Je vous souhaite bonne lecture, et à bientôt,

Denis Löchen


« La tornade vue de Pen Duick III » par André Chiche.

Entre Pen Duick III et Pen Duick VI on régate, pour rire …

C'est toujours pareil. Des que 2 voiliers naviguent à proximité, ils sont en « compète », ils se tirent la bourre, et c'est celui qui arrivera le premier à destination. Entre « voileux » C'est une question de fierté, c'est à celui qui tirera le meilleur parti de son voilier, des éléments, des sautes du vent et qui exploitera au mieux la situation.

Sur Pen Duick III nous avons sorti tout le « linge », yankee, trinquette, voile de misaine, grand voile ; zut ! Le vent est trop pointu pour mettre le spi asymétrique, la cote ouest de Mallorca se rapproche et nous essayons de garder notre avance sur Pen Duick VI pour, arriver à Palma les premier et … bien sûr, « gagner » l'étape, mais pour rire bien sur.

Mais a n'en pas douter, sur Pen Duick VI, ils ne l'entendent ainsi et ne vont pas se laisser faire et eux aussi ont envoyé toute la toile le Yankee une belle voile toute récente faite sur mesure qui a coûté « un bras » et qui pèse plus de 50 kg, la grand voile lattée, l'artimon. Les hommes de quart sont suspendus à la barre à roue, a un puis à deux, tellement le voilier de 23 mètres file sur les vagues.

C'est vrai, le vent a forci, et … sur notre droite le ciel s'est obscurci silencieusement. Un front de nuages bas et noirs au raz des vagues gagne sur nous en venant de l'ouest. Je dis à Patrick « tu vois ça, en désignant les nuages noirs, cela ne me plait pas du tout ».

David S. qui est toujours en désaccord avec son estomac est calé dans l'arrière étroit derrière les winches du yankee pour prendre l'air. A ce moment nous sommes en mer depuis 2 jours et je suis pressé de contourner le Cap au sud ouest de l'île de la Dragonera qui nous sert d'amer et d'arriver au port de Palma.

Une tornade croise notre route

A ce moment, le ciel est devenu très noir et le plafond très bas. Là, les éléments se déchaînent, une pluie drue crépite autour de nous, le grain est sur nous.

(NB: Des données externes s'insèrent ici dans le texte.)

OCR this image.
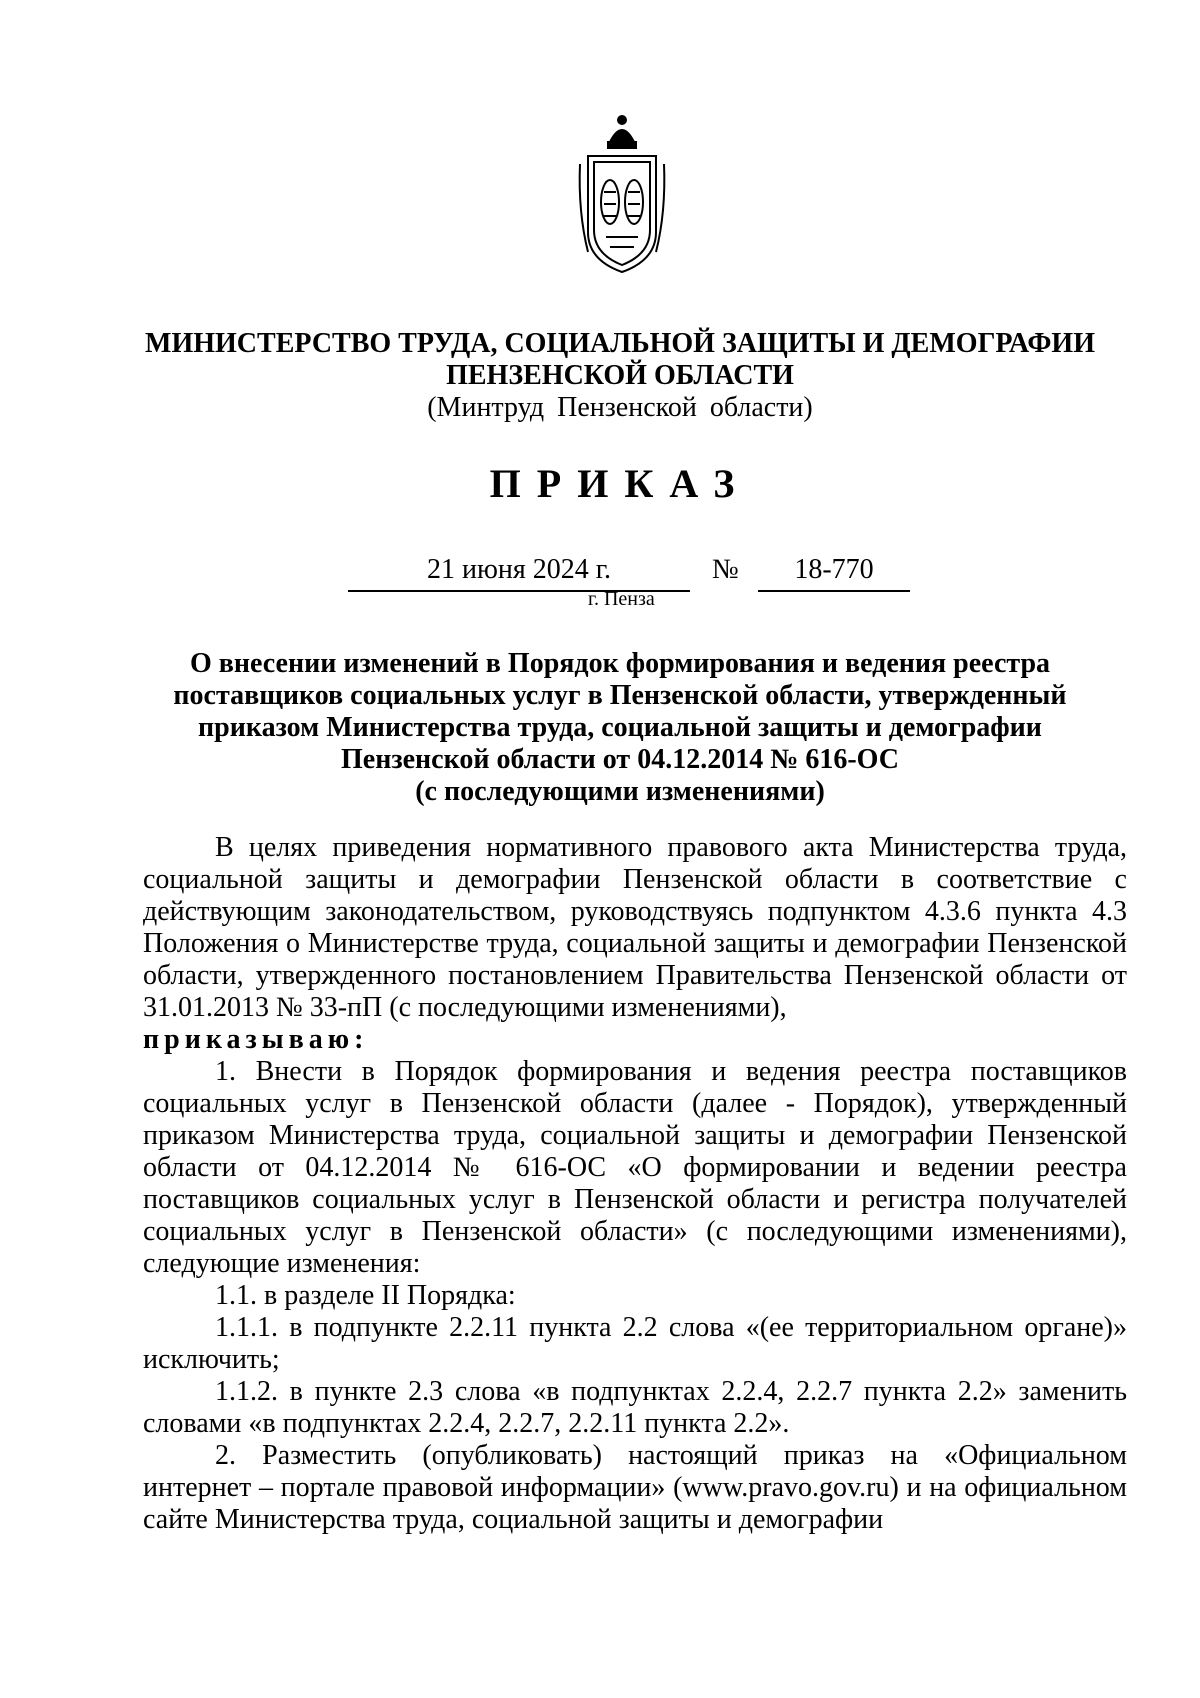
МИНИСТЕРСТВО ТРУДА, СОЦИАЛЬНОЙ ЗАЩИТЫ И ДЕМОГРАФИИ
ПЕНЗЕНСКОЙ ОБЛАСТИ
(Минтруд Пензенской области)
ПРИКАЗ
21 июня 2024 г.	№	18-770
г. Пенза
О внесении изменений в Порядок формирования и ведения реестра
поставщиков социальных услуг в Пензенской области, утвержденный
приказом Министерства труда, социальной защиты и демографии
Пензенской области от 04.12.2014 № 616-ОС
(с последующими изменениями)

В целях приведения нормативного правового акта Министерства труда, социальной защиты и демографии Пензенской области в соответствие с действующим законодательством, руководствуясь подпунктом 4.3.6 пункта 4.3 Положения о Министерстве труда, социальной защиты и демографии Пензенской области, утвержденного постановлением Правительства Пензенской области от 31.01.2013 № 33-пП (с последующими изменениями),

приказываю:

1. Внести в Порядок формирования и ведения реестра поставщиков социальных услуг в Пензенской области (далее - Порядок), утвержденный приказом Министерства труда, социальной защиты и демографии Пензенской области от 04.12.2014 № 616-ОС «О формировании и ведении реестра поставщиков социальных услуг в Пензенской области и регистра получателей социальных услуг в Пензенской области» (с последующими изменениями), следующие изменения:

1.1. в разделе II Порядка:

1.1.1. в подпункте 2.2.11 пункта 2.2 слова «(ее территориальном органе)» исключить;

1.1.2. в пункте 2.3 слова «в подпунктах 2.2.4, 2.2.7 пункта 2.2» заменить словами «в подпунктах 2.2.4, 2.2.7, 2.2.11 пункта 2.2».

2. Разместить (опубликовать) настоящий приказ на «Официальном интернет – портале правовой информации» (www.pravo.gov.ru) и на официальном сайте Министерства труда, социальной защиты и демографии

Arnaud et Patrick à grands renforts de muscles affalent, le yankee, la misaine, prennent 2 ris dans la grand voile, la puissance du vent augmente à la vitesse grand V, Arnaud pieds nus qui n'a pas eu le temps de s'équiper prend la barre, David S toujours capelé à l'arrière ne peut plus bouger, le voilier gîte à 45°, tout le reste de l'équipage reste à l'intérieur prêt à intervenir.

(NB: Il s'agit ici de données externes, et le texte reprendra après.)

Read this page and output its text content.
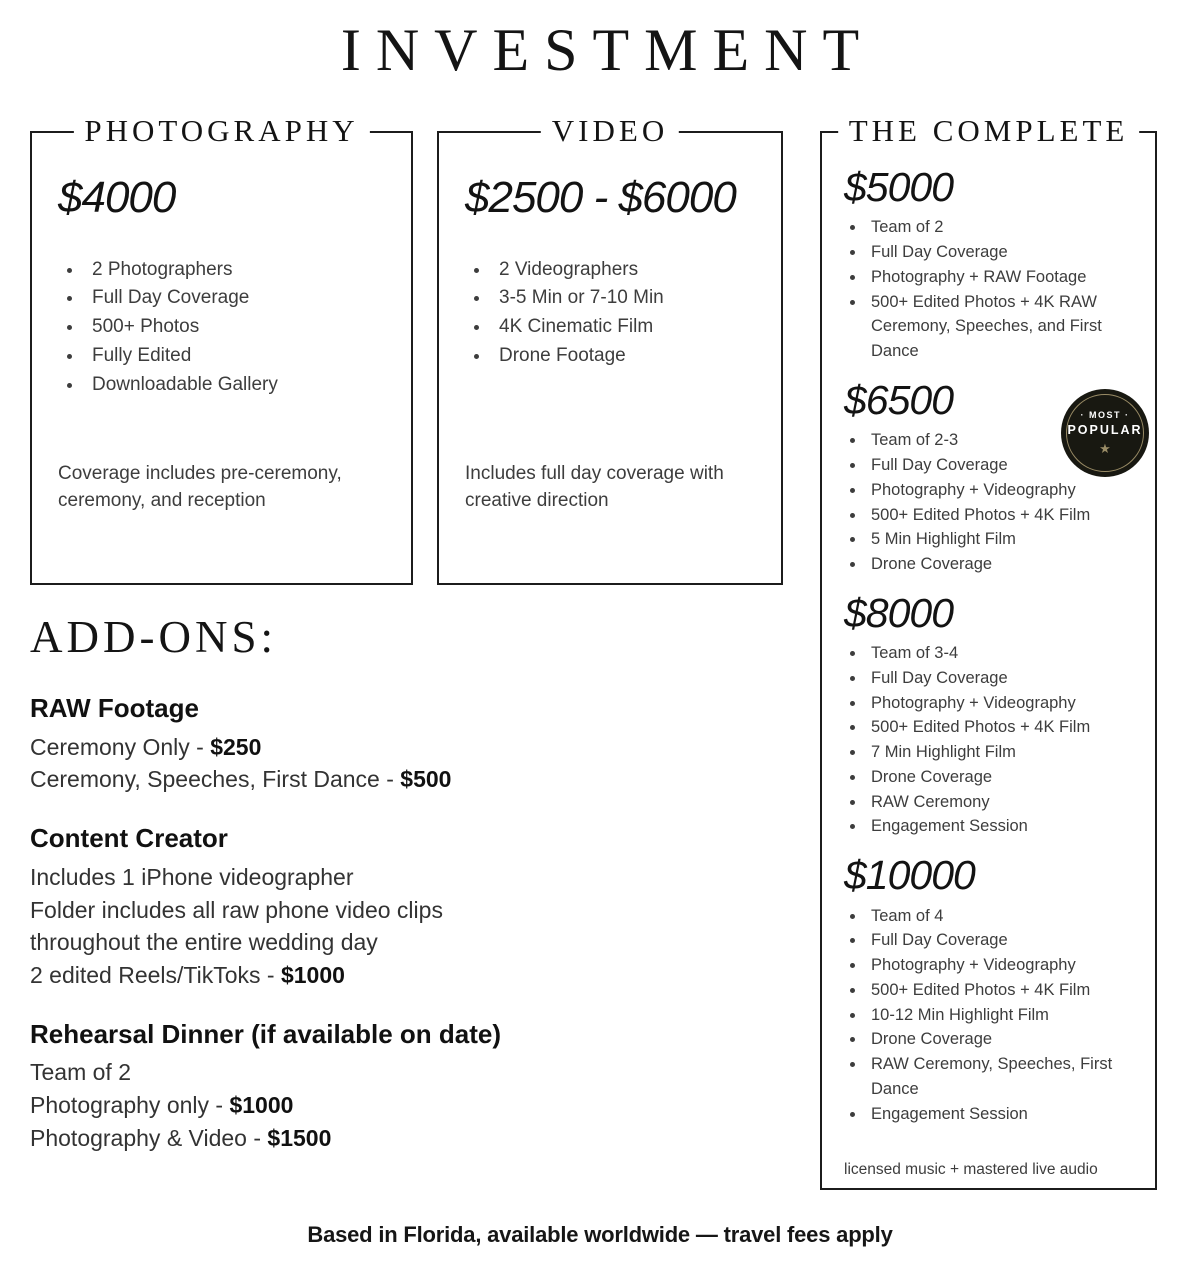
INVESTMENT
PHOTOGRAPHY
$4000
• 2 Photographers
• Full Day Coverage
• 500+ Photos
• Fully Edited
• Downloadable Gallery

Coverage includes pre-ceremony, ceremony, and reception

VIDEO
$2500 - $6000
• 2 Videographers
• 3-5 Min or 7-10 Min
• 4K Cinematic Film
• Drone Footage

Includes full day coverage with creative direction

THE COMPLETE
$5000
• Team of 2
• Full Day Coverage
• Photography + RAW Footage
• 500+ Edited Photos + 4K RAW Ceremony, Speeches, and First Dance
$6500
• Team of 2-3
• Full Day Coverage
• Photography + Videography
• 500+ Edited Photos + 4K Film
• 5 Min Highlight Film
• Drone Coverage
$8000
• Team of 3-4
• Full Day Coverage
• Photography + Videography
• 500+ Edited Photos + 4K Film
• 7 Min Highlight Film
• Drone Coverage
• RAW Ceremony
• Engagement Session
$10000
• Team of 4
• Full Day Coverage
• Photography + Videography
• 500+ Edited Photos + 4K Film
• 10-12 Min Highlight Film
• Drone Coverage
• RAW Ceremony, Speeches, First Dance
• Engagement Session
· MOST ·
POPULAR
★

licensed music + mastered live audio

ADD-ONS:
RAW Footage

Ceremony Only - $250

Ceremony, Speeches, First Dance - $500

Content Creator

Includes 1 iPhone videographer

Folder includes all raw phone video clips

throughout the entire wedding day

2 edited Reels/TikToks - $1000

Rehearsal Dinner (if available on date)

Team of 2

Photography only - $1000

Photography & Video - $1500

Based in Florida, available worldwide — travel fees apply
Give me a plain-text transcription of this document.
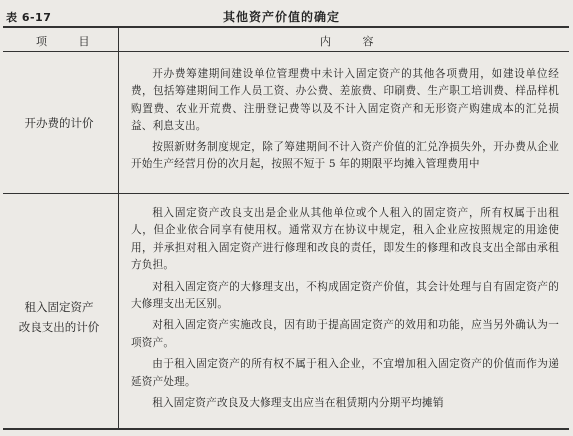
表 6-17	其他资产价值的确定
项 目	内 容
开办费的计价

开办费筹建期间建设单位管理费中未计入固定资产的其他各项费用，如建设单位经费，包括筹建期间工作人员工资、办公费、差旅费、印刷费、生产职工培训费、样品样机购置费、农业开荒费、注册登记费等以及不计入固定资产和无形资产购建成本的汇兑损益、利息支出。

按照新财务制度规定，除了筹建期间不计入资产价值的汇兑净损失外，开办费从企业开始生产经营月份的次月起，按照不短于 5 年的期限平均摊入管理费用中

租入固定资产
改良支出的计价

租入固定资产改良支出是企业从其他单位或个人租入的固定资产，所有权属于出租人，但企业依合同享有使用权。通常双方在协议中规定，租入企业应按照规定的用途使用，并承担对租入固定资产进行修理和改良的责任，即发生的修理和改良支出全部由承租方负担。

对租入固定资产的大修理支出，不构成固定资产价值，其会计处理与自有固定资产的大修理支出无区别。

对租入固定资产实施改良，因有助于提高固定资产的效用和功能，应当另外确认为一项资产。

由于租入固定资产的所有权不属于租入企业，不宜增加租入固定资产的价值而作为递延资产处理。

租入固定资产改良及大修理支出应当在租赁期内分期平均摊销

J'ai le nez sur l'anémomètre et je vois l'aiguille atteindre les 52, 55 nœuds. Arnaud est arque-bouté sur la barre de toutes ses forces pour empêcher le voilier de partir au lof. Le vent est si fort, que tout le gréement est « secoué comme un prunier ». Les mâts tremblent, le bruit est tel que l'on a l'impression d'être dans le tambour d'une machine pendant un essorage. Je risque ma tête dans le cockpit. L'aspect de la mer est celui du passage d'un ouragan. Cela va durer 15 minutes, creuser la mer, et le vent va ensuite retomber à 35/40 nœuds, beaucoup plus négociable pour un bateau comme Pen Duick III. L'épicentre du grain est passé.

Jean Philippe s'inquiète pour nous

Soudain une voix retentit à la VHF, c'est la voix calme et posée de Jean Phi. (le skipper de Pen Duick VI) qui s'inquiète pour nous, car notre voilier est plus petit et plus bas sur l'eau.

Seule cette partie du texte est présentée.